Le transhumanisme ne reconnait aucun interdit. Il s’efforce de surmonter tout ce qui met des limites au moi (à commencer par la mort) et porte ainsi à son  summum l’idéologie libérale libertaire. Il occulte la division des sociétés en classes et l’opposition entre l’impérialisme et les sociétés dominées. Il réduit l’homme à une machine sophistiquée et veut oublier qu’il est un être social qui n’a pas d’existence hors de sa relation à l’humain proche et lointain(1). Il fait de l’humain une abstraction vide en réduisant la conscience à « de l’information » et la vie à la recherche de la jouissance. Il s’adresse, sans l’avouer, à quelques « happy fews » venus de la Silicon valley et aux rêveurs qui croient en être. Il ignore l’aspiration du plus grand nombre (sinon de tous !) à une vie meilleure, digne et fraternelle. Il met la science au service d’une élite qui se fiche du plus grand nombre et en conséquence de la démocratie, qui croit pouvoir dominer la nature et met ainsi l’humanité tout entière en danger. Le transhumanisme doit être combattu, critiqué et mis hors d’état de nuire.

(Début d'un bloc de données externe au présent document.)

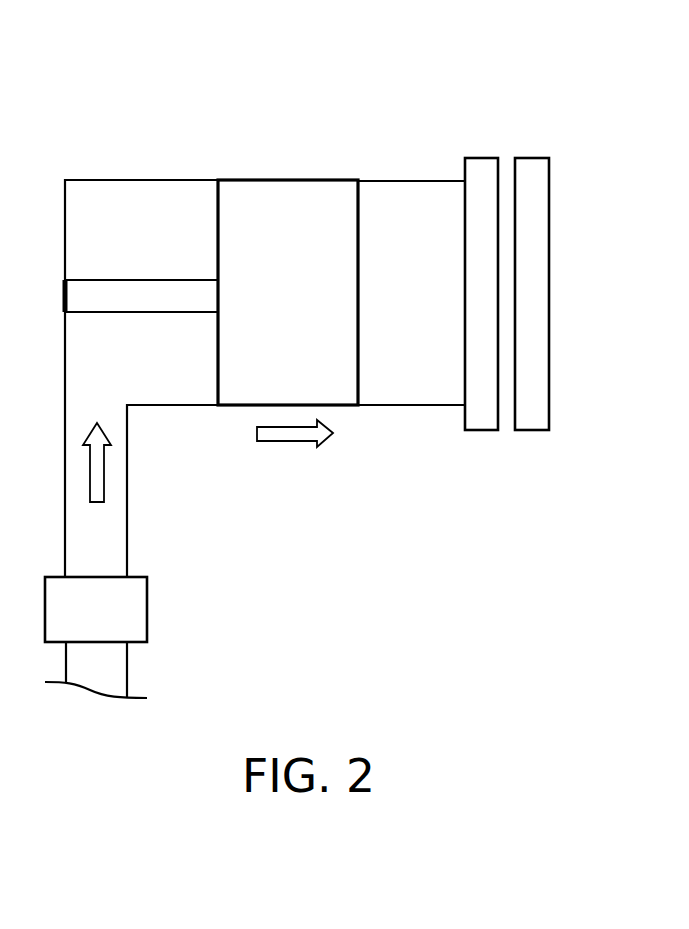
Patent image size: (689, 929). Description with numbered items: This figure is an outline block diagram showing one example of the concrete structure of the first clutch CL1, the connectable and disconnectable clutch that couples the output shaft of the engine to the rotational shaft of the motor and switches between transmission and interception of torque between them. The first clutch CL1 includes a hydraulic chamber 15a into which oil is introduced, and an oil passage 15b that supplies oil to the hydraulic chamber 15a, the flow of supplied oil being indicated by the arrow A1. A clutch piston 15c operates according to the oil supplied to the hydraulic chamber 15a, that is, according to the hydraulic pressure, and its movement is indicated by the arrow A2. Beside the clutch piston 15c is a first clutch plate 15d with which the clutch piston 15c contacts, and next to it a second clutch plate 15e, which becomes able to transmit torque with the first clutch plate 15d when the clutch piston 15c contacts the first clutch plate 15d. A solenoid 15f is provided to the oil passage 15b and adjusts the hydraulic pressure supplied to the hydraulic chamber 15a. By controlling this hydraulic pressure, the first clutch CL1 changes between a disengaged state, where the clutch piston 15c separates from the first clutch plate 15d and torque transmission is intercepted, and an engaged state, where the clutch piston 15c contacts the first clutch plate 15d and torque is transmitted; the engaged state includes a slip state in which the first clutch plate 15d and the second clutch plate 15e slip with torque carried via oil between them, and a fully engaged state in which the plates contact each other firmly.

The first clutch CL1 is at (253, 95).
The hydraulic chamber 15a is at (135, 180).
The oil passage 15b is at (127, 505).
The clutch piston 15c is at (305, 200).
The first clutch plate 15d is at (486, 158).
The second clutch plate 15e is at (531, 158).
The solenoid 15f is at (147, 607).
The arrow A1 is at (97, 447).
The arrow A2 is at (295, 448).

Le transhumanisme occulte une évidence, il ne nous permet pas de voir que les nouvelles technologies, loin d’être   la source d’une division irrémédiable de l’humanité, au contraire rapprochent les hommes comme jamais. En effet, cet article, écrit en France, est hébergé aux USA mais il peut être lu sur tous les continents,  en Europe, en Asie, en Afrique, en Amérique. Le savoir se diffuse comme jamais, bien plus encore que ne l’avait permis en son temps l’imprimerie . Le travail se libère des tâches les plus ingrates et devient hautement productif.

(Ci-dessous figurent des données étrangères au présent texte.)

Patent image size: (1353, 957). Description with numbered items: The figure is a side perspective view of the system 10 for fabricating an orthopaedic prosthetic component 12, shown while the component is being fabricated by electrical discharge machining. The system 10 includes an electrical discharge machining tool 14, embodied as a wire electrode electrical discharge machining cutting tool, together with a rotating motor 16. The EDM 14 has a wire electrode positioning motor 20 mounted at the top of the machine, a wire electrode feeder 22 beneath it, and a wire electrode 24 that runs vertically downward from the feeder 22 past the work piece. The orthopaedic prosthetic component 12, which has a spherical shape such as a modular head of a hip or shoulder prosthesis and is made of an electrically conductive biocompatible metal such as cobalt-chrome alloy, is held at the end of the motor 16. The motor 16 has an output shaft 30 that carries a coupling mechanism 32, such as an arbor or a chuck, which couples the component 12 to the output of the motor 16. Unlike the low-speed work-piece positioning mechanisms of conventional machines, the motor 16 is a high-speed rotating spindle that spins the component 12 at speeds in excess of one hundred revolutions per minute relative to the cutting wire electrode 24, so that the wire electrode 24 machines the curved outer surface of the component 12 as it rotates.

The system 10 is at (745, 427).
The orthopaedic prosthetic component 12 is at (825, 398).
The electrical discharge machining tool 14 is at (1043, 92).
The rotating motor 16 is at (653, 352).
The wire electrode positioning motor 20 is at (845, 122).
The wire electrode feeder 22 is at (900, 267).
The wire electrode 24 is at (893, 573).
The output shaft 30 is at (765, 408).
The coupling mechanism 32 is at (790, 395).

Ce qui est préfiguré avec les nouvelles technologies c’est une société communiste, c’est-à-dire qui fait des ressources et des savoirs des biens communs : une société libérée des travaux les plus pénibles, des fléaux et des souffrances (la faim, la maladie, la déraison). Il devrait être  bien plus mobilisateur pour les travailleurs des sciences et des techniques de travailler à cette société plutôt qu’à la sélection d’une caste de surhommes qui n’auraient de surhumain que leur égoïsme et la vacuité de leur vie. Mais cela suppose dans un premier temps que cette classe sociale en formation se libère de l’emprise idéologique qui l’a conduite en France à mettre Macron au pouvoir (2).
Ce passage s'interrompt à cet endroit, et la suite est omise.